Using Google Earth, we can measure the distance to Saginaw Bay as 1,101 kilometers. Knowing the angle of impact and the distance, we use ballistic equations to calculate a launch speed of 3299 meters per second and a time of flight of 446 seconds, which is 7.44 minutes. Power laws relating energy to crater size estimate that the ice projectile that made the bay had a diameter of 220 meters, indicated in this image by a yellow circle. The crater formation time was 7.24 seconds. The impact energy was 3.03 times 10 to the 16th joules or 7.23 megatons of TNT.

George Howard, who publishes the web site, provided me with an article from 2005 by Prof. David Stahle about Ancient Bald Cypress Forests Buried in South Carolina. It is not difficult to imagine that the saturation bombardment by secondary chunks of glacier ice ejected by an extraterrestrial impact on the Laurentide Ice Sheet could have flattened forests and buried them in mud.

The report by Prof.

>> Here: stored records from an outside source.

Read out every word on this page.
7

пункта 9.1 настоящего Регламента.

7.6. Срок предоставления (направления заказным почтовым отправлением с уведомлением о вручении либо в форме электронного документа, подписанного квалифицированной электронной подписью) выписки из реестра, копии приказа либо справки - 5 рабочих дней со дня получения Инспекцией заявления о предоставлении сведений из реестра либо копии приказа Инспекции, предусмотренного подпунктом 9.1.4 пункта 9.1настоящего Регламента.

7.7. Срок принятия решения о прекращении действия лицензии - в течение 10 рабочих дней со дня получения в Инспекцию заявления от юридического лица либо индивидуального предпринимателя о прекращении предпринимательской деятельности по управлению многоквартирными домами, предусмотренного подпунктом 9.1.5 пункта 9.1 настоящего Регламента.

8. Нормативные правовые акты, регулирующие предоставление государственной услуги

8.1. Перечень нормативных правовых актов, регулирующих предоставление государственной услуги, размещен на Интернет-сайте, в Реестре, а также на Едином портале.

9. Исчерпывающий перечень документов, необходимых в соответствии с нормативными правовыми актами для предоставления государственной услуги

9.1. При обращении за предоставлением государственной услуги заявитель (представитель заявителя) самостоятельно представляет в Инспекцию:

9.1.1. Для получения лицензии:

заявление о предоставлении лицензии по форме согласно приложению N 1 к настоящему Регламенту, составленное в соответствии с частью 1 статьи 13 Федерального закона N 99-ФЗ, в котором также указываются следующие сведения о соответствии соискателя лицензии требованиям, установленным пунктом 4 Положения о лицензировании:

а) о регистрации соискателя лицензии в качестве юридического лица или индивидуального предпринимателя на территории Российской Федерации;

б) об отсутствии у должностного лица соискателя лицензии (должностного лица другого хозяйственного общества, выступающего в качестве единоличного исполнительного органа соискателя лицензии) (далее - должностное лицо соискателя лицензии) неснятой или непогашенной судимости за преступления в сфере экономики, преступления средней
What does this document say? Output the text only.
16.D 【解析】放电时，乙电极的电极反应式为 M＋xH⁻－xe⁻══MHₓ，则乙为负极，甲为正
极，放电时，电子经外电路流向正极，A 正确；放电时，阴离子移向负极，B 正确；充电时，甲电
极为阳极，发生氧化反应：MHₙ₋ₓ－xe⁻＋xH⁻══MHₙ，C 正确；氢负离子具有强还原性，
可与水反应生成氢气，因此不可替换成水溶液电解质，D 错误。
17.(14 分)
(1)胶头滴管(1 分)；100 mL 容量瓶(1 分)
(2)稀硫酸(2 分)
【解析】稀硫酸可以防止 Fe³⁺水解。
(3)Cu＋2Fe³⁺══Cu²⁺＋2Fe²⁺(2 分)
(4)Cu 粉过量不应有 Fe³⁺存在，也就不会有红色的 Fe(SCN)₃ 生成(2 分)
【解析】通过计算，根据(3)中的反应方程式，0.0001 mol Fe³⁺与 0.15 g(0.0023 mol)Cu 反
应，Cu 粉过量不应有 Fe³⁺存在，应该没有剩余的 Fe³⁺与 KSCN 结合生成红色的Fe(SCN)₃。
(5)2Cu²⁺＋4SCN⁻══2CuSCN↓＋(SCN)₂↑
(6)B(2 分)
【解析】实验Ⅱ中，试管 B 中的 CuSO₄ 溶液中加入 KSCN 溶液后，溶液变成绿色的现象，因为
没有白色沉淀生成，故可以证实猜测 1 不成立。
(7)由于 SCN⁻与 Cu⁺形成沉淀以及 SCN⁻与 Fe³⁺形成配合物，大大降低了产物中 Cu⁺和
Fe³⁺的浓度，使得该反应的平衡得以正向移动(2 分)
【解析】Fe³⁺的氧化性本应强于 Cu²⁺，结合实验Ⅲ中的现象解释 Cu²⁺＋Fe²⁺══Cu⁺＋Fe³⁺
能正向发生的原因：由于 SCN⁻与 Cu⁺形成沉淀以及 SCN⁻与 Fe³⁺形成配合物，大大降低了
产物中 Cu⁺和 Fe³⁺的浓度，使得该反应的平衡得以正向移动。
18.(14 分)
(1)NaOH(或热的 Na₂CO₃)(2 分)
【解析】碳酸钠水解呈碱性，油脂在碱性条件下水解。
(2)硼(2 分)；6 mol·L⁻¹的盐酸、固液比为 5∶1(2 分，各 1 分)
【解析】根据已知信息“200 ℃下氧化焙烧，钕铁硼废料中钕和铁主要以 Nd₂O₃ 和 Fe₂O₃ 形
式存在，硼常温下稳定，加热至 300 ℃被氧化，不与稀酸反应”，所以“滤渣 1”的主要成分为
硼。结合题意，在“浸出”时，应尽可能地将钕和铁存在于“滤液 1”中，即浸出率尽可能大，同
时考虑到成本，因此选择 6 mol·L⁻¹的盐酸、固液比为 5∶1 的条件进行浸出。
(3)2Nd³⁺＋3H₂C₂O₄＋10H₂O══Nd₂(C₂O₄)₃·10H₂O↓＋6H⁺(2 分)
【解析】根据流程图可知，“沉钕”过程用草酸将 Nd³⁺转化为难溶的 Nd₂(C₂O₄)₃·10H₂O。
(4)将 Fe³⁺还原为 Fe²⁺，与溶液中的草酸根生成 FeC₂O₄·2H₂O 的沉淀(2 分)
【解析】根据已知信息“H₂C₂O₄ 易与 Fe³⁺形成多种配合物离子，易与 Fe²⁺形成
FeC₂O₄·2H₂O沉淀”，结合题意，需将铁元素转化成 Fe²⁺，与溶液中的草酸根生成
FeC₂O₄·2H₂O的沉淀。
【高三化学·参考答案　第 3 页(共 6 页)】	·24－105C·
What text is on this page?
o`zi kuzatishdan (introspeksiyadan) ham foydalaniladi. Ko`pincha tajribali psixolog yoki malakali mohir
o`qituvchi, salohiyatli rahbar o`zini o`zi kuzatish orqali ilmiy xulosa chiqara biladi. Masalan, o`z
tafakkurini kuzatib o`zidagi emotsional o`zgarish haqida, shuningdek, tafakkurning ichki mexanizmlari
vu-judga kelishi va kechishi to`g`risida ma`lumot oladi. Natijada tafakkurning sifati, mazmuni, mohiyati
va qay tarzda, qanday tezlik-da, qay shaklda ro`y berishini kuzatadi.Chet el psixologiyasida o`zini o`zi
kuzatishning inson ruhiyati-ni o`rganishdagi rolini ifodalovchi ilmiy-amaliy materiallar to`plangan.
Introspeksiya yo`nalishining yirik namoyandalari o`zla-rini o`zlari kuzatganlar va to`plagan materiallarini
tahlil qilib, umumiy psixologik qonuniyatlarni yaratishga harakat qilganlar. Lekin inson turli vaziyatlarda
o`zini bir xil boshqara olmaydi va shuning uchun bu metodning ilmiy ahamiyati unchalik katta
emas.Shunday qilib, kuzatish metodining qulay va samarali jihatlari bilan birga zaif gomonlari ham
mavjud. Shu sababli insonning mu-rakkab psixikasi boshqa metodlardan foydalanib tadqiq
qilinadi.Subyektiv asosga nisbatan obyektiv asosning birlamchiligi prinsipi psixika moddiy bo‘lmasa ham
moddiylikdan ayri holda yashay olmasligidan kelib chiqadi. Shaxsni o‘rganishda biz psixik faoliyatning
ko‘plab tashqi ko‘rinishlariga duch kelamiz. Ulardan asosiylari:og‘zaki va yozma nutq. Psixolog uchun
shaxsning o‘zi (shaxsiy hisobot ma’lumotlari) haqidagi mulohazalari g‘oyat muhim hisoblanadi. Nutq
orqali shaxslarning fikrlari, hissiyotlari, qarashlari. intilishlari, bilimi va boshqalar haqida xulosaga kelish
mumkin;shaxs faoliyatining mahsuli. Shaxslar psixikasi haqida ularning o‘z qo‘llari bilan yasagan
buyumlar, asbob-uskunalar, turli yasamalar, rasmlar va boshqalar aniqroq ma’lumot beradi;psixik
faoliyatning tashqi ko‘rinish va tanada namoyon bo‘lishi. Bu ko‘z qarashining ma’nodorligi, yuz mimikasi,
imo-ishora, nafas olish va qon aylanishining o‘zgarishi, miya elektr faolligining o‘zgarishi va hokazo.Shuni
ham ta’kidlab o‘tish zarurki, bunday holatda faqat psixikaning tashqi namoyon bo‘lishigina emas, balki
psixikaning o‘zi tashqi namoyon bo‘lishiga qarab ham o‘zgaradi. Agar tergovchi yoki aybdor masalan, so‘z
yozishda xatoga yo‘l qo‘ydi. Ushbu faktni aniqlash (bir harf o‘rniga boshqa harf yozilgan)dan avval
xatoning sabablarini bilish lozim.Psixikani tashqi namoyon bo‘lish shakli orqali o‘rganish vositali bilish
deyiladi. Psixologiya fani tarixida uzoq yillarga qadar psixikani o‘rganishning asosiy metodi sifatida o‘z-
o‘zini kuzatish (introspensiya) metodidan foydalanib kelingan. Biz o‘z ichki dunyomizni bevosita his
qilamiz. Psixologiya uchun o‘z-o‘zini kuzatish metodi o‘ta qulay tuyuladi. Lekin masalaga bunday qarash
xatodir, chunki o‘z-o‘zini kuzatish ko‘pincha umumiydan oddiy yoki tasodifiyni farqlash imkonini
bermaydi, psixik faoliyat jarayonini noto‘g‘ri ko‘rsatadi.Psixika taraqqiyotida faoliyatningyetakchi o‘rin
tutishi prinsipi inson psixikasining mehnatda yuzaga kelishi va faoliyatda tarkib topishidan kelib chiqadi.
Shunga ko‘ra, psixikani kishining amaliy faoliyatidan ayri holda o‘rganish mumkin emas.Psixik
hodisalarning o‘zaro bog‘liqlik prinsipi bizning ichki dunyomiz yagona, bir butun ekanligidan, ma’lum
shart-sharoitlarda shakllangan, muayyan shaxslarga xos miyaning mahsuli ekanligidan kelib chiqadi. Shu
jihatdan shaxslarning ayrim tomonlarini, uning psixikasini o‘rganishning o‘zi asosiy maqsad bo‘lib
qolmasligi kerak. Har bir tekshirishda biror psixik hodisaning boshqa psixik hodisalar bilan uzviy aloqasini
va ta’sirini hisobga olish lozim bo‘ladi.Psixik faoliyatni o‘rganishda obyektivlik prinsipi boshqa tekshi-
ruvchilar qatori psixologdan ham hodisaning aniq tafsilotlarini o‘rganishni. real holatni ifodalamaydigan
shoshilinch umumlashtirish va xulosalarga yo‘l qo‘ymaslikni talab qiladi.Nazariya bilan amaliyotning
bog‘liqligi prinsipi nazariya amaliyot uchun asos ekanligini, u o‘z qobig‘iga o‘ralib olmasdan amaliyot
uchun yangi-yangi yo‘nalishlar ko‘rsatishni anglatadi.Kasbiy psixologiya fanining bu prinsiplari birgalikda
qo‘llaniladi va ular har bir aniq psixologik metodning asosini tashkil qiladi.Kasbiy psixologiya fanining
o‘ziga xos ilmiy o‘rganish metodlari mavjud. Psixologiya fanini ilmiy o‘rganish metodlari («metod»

Stahle says: "Baldcypress is known as the 'wood everlasting' and has been recovered from buried deposits of great antiquity. In fact, the famous 18th century botanist, William Bartram, described a buried subfossil cypress forest exposed at the base of a 100-foot-tall river bank on the Mississippi River near Port Hudson, Louisiana, in 1777: 'here in the cliffs we see vast stumps of cypress and other trees. These stumps are sound, stand upright, and seem to be rotted off about two or three feet above the spread of their roots; their trunks, limbs, etc., lie in all directions about them.'

The Port Hudson site was revisited and confirmed by Carpenter in 1838 and by the great 19th century geologist, Sir Charles Lyell, in 1846. Brown and Montz in 1986 report a single radiocarbon date of 12,520 ±410 years old for a stump exposed at the site in 1953." This date coincides with the cataclysm at the onset of the Younger Dryas cooling event estimated at 12,800 calendar years before the present.

The description of the Port Hudson, Louisiana site in Prof. Stahl's report is reminiscent of the landscape in Tunguska, Russia, which was the site of an explosion attributed to the air burst of a meteoroid in 1908. The Younger Dryas Impact Hypothesis provides us with a new perspective for interpreting the masses of prostrate timbers in South Carolina and the ancient cypress forests buried in Louisiana.

We will continue our work until there is overwhelming evidence that the megafaunal extinction and the onset of the Younger Dryas cooling event were caused by an extraterrestrial impact. We just calculated that a single Carolina Bay of 964 meters was formed by a glacier ice impact equivalent to 7.23 megatons of TNT. This image shows a landscape completely covered with Carolina Bays many of which are much bigger than one kilometer. It is evident that no fauna could have survived the onslaught of the impacts of glacier ice in a wide region of the United States. The buried forests that we are beginning to explore are silent witnesses of this catastrophe.